Yesterday, as Ben and I were on our way to church- he driving and me in the back seat as is our new normal- I was faced with this truth. I sat next to Boden’s carseat cooing, singing, and talking to him and watching is entire face light up. I couldn’t resist his kissable face and held his hands so he would know he was not alone. I don’t remember exactly the words I used, but I said something to Bo and from the front seat, I heard Ben say to his son, “your mom used to say that to me.” He said it with a smile, and I smiled back, laughing it off, but I was shaken all the same. Was it true? Had I transferred my love from one to another that easily?

Bo loves music. Often I will play music from my computer as he and I go about our day at home together… and more often than not, I will sing along while smiling down at him, which he adores. Many of these are love songs- like “Gotta Have You” by the Weepies, “Free” by Zac Brown Band, and “Your Song” by Elton John- that I direct to his little blue eyes.

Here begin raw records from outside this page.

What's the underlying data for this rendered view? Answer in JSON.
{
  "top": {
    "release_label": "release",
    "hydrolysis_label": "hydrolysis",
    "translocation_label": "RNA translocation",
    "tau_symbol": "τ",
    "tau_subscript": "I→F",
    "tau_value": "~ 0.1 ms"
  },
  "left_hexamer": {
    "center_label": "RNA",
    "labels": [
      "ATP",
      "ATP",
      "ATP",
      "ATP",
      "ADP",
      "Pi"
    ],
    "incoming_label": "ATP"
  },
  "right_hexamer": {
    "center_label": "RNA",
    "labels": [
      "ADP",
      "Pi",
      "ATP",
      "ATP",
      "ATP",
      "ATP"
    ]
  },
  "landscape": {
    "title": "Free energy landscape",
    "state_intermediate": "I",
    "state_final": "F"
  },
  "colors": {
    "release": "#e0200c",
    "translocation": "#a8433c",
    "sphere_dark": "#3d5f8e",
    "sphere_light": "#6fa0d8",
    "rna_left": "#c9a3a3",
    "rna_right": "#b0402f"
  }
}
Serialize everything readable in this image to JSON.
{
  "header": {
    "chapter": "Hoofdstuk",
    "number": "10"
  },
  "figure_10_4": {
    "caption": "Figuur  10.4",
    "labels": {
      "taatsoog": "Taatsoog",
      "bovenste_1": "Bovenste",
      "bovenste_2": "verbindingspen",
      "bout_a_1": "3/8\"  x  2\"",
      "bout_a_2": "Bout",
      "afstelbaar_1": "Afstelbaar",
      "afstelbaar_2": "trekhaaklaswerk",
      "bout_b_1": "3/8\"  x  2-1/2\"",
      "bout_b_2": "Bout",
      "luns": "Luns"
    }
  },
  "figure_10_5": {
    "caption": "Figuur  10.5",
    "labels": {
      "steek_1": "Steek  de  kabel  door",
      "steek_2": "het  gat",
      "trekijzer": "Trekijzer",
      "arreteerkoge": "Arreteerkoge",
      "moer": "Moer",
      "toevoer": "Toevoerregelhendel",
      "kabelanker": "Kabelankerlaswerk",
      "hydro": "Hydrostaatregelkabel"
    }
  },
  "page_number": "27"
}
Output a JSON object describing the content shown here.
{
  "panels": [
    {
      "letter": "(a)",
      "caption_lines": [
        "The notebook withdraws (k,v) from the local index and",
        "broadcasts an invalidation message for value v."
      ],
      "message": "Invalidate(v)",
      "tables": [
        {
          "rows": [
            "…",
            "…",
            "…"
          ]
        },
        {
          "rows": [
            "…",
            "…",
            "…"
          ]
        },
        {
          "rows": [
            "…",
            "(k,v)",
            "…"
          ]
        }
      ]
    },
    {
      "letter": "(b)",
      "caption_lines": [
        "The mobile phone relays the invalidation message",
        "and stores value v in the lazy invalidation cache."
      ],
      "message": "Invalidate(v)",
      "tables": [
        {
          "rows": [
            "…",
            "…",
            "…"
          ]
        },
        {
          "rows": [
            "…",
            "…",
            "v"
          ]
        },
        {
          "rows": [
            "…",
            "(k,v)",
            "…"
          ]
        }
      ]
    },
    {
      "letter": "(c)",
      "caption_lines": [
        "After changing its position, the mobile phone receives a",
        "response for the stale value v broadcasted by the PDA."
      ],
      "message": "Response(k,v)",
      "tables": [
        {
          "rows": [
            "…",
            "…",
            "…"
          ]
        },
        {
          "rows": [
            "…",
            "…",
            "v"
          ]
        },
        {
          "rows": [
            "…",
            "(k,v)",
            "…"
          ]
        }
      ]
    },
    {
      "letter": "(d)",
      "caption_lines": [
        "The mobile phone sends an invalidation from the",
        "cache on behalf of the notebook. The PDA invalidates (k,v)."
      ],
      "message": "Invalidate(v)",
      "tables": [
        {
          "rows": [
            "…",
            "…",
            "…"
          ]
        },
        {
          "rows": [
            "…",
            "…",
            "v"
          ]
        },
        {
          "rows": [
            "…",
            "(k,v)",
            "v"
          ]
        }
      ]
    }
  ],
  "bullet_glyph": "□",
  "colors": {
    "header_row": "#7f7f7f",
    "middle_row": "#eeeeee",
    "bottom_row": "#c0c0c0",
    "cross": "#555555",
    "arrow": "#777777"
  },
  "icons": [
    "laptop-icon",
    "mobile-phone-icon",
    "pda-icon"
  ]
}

Sometimes I can’t even get through a complete phrase without kissing his little wet lips just to watch him squeal in delight and turn his face to “kiss” me back.

Sometimes these moments remind me of the times when I was so infatuated with Ben that I could not resist kissing him! He always hated “PDA” (Public Displays of Affection), yet I would shower him with kisses as often as I could sneak them! I made him playlists and sang to him. Sometimes I could even convince him to dance with me in the kitchen when no one was looking. We haven’t done that in a while…

I also got to thinking about my true first love. My love for Christ. I can still remember those first years when I understood what it meant to be saved and to have a personal relationship with Jesus. I used to tear up during worship time at summer camps and write letters to God in my journal. The sad truth is that I was probably never infatuated the way I have been with these other men in my life. I have not found spending time with Christ irresistible or been tempted to display my affection for him publicly whenever I get a chance. What a shame.

This morning, I texted Ben at work, which is our typical morning greeting during the week when he leaves for work before I get up to feed Bo. He texted back saying that he had found an old love letter from me in his devotional book and that “it was nice.”

Today, I’m going to return to my first loves. I’m going to talk with Jesus and sing him a love song. Then, I’m going to write my husband a love letter. I’m going to remind him (and myself) how much I love him! I’m going to return to that thirsty love and give it some much needed water. I’m going to kiss him when he gets home from work…and maybe tonight we’ll dance in the kitchen.